Rather than respect the choices of such Christians as a matter of conscience, however, Martin has called this objection “absurd, reckless and dangerous” and accused bishops who hold it of “endangering lives,” citing disputed statements from the Vatican and the U.S. Conference of Catholic Bishops (USCCB) claiming that abortion-tainted vaccines may be permissible in the absence of alternatives.

Martin also disregards secular reasons for vaccine hesitancy, as well as evidence undermining the argument for a moral obligation to vaccinate.

Arguably the biggest driver of hesitancy is the belief that the Pfizer, Moderna, and Johnson & Johnson vaccines have not been sufficiently studied for negative effects, given the fact that they were brought to market in a fraction of the time vaccine development has historically taken – clinical trials were performed in less than a year, when such trials traditionally take a minimum of two to four years. 

Vaccine defenders note that the one-year development period was not starting from scratch, but rather relied on years of prior research into mRNA technology; and that one of the innovations of the Trump administration’s “Operation Warp Speed” was conducting various aspects of the development process concurrently rather than sequentially, eliminating delays unrelated to safety. But those factors do not fully account for the condensing of clinical trial phases — each of which can take anywhere from 1-3 years on their own — to just three months apiece.

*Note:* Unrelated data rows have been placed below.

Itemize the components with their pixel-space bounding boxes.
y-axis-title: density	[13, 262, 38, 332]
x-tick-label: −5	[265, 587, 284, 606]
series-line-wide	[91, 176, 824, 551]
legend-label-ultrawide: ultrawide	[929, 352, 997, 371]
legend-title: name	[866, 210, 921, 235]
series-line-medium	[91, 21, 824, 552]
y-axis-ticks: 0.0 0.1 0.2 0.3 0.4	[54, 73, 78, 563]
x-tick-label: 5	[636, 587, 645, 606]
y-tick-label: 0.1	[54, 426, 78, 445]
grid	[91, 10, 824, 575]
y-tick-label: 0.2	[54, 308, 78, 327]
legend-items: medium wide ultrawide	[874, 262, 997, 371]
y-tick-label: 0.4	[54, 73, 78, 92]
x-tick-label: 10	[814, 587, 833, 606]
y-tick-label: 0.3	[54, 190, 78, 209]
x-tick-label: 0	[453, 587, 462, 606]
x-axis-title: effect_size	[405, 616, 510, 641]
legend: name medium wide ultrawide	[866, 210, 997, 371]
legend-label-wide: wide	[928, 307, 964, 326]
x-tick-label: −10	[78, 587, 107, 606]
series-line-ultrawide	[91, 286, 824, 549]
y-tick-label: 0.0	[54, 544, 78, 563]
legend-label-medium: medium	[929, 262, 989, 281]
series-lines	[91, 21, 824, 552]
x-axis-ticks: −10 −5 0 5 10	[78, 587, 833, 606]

In a pro-vaccine article published May 25, Dr. Moon Nahm of the University of Alabama at Birmingham acknowledged that “trial volunteers continue to be monitored for any long-term issues,” implicitly conceding the limits of medical authorities’ current knowledge and the lingering possibility of long-term effects.

The “pro-life” case for vaccinating, meanwhile, rests on the assumption that the unvaccinated risk unknowingly spreading COVID-19 to others. But research indicates that asymptomatic transmission is not a substantial contributor to the virus’s spread, meaning that Christians can protect others simply by isolating until recovery upon developing symptoms. Further undermining the argument are “breakthrough cases” of people contracting COVID-19 afte getting vaccinated.

Several Catholics took issue with Martin’s exhortation online:

Siding with left-wing orthodoxy over Catholics and Catholicism is nothing new for Martin, from condemning teenage March for Life attendees based on misleading media coverage to celebrating LGBT “pride.”